Bhandari Babin, Rajasegarar Sutharshan, Karmakar Chandan
Annu Int Conf IEEE Eng Med Biol Soc. 2017 Jul;2017:845-848. doi: 10.1109/EMBC.2017.8036956.
Although smoking prevalence is declining in many countries, smoking related health problems still leads the preventable causes of death in the world. Several smoking intervention mechanisms have been introduced to help smoking cessation. However, these methods are inefficient since they lack in providing real time personalized intervention messages to the smoking addicted users. To address this challenge, the first step is to build an automated smoking behavior detection system. In this study, we propose an accelerometer sensor based non-invasive and automated framework for smoking behavior detection. We built a prototype device to collect data from several participants performing smoking and other five confounding activities. We used three different classifiers to compare activity detection performance using the extracted features from accelerometer data. Our evaluation demonstrates that the proposed approach is able to classify smoking activity among the confounding activities with high accuracy. The proposed system shows the potential for developing a real time automated smoking activity detection and intervention framework.

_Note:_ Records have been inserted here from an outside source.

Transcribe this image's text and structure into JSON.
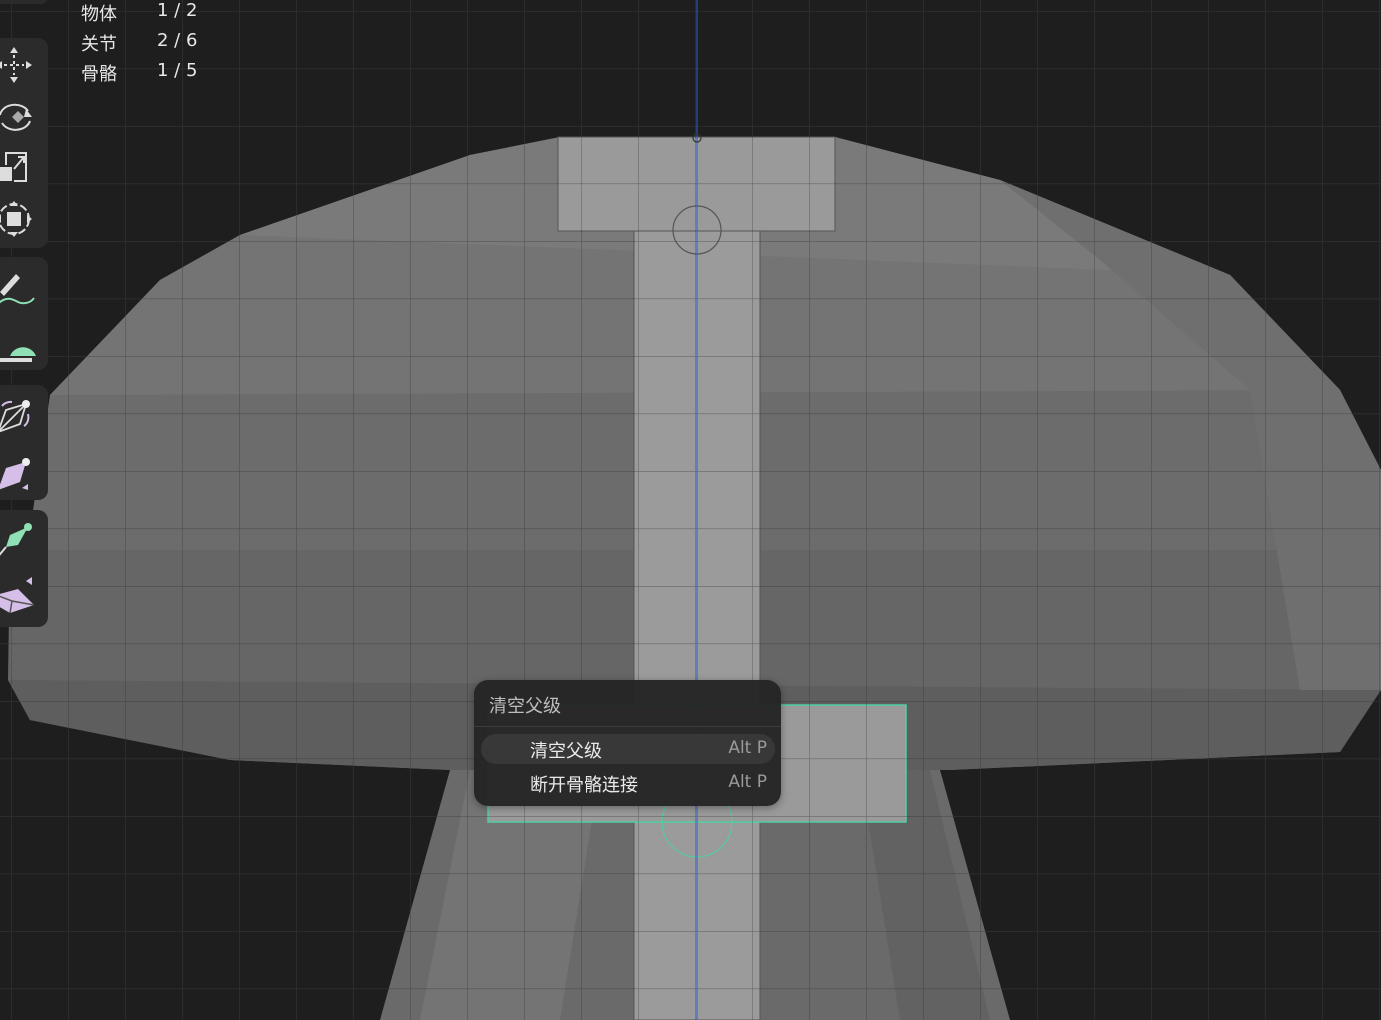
{
  "stats": [
    {
      "label": "物体",
      "value": "1 / 2"
    },
    {
      "label": "关节",
      "value": "2 / 6"
    },
    {
      "label": "骨骼",
      "value": "1 / 5"
    }
  ],
  "toolbar": {
    "tools": [
      {
        "name": "move",
        "icon": "move-icon"
      },
      {
        "name": "rotate",
        "icon": "rotate-icon"
      },
      {
        "name": "scale",
        "icon": "scale-icon"
      },
      {
        "name": "transform",
        "icon": "transform-icon"
      },
      {
        "name": "annotate",
        "icon": "annotate-icon"
      },
      {
        "name": "measure",
        "icon": "measure-icon"
      },
      {
        "name": "roll",
        "icon": "bone-roll-icon"
      },
      {
        "name": "bone-size",
        "icon": "bone-size-icon"
      },
      {
        "name": "bone-envelope",
        "icon": "bone-envelope-icon"
      },
      {
        "name": "extrude",
        "icon": "extrude-icon"
      }
    ]
  },
  "menu": {
    "title": "清空父级",
    "items": [
      {
        "label": "清空父级",
        "shortcut": "Alt P",
        "highlighted": true
      },
      {
        "label": "断开骨骼连接",
        "shortcut": "Alt P",
        "highlighted": false
      }
    ]
  },
  "colors": {
    "background": "#1e1e1e",
    "mesh": "#6e6e6e",
    "bone": "#9b9b9b",
    "selection": "#4fd1a0",
    "axis": "#2f5fd0",
    "accent_purple": "#d5bfe8",
    "accent_green": "#8fe0b4"
  }
}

尽管许多国家的吸烟率正在下降,但吸烟相关的健康问题仍然是全球可预防死亡的首要原因。已经引入了几种吸烟干预机制来帮助戒烟。然而,这些方法效率低下,因为它们缺乏向吸烟成瘾者提供实时个性化干预信息的能力。为应对这一挑战,第一步是构建一个自动吸烟行为检测系统。在本研究中,我们提出了一种基于加速度计传感器的非侵入式自动吸烟行为检测框架。我们构建了一个原型设备,以收集多名参与者在进行吸烟及其他五种干扰活动时的数据。我们使用三种不同的分类器,利用从加速度计数据中提取的特征来比较活动检测性能。我们的评估表明,所提出的方法能够在干扰活动中高精度地对吸烟活动进行分类。所提出的系统显示了开发实时自动吸烟活动检测与干预框架的潜力。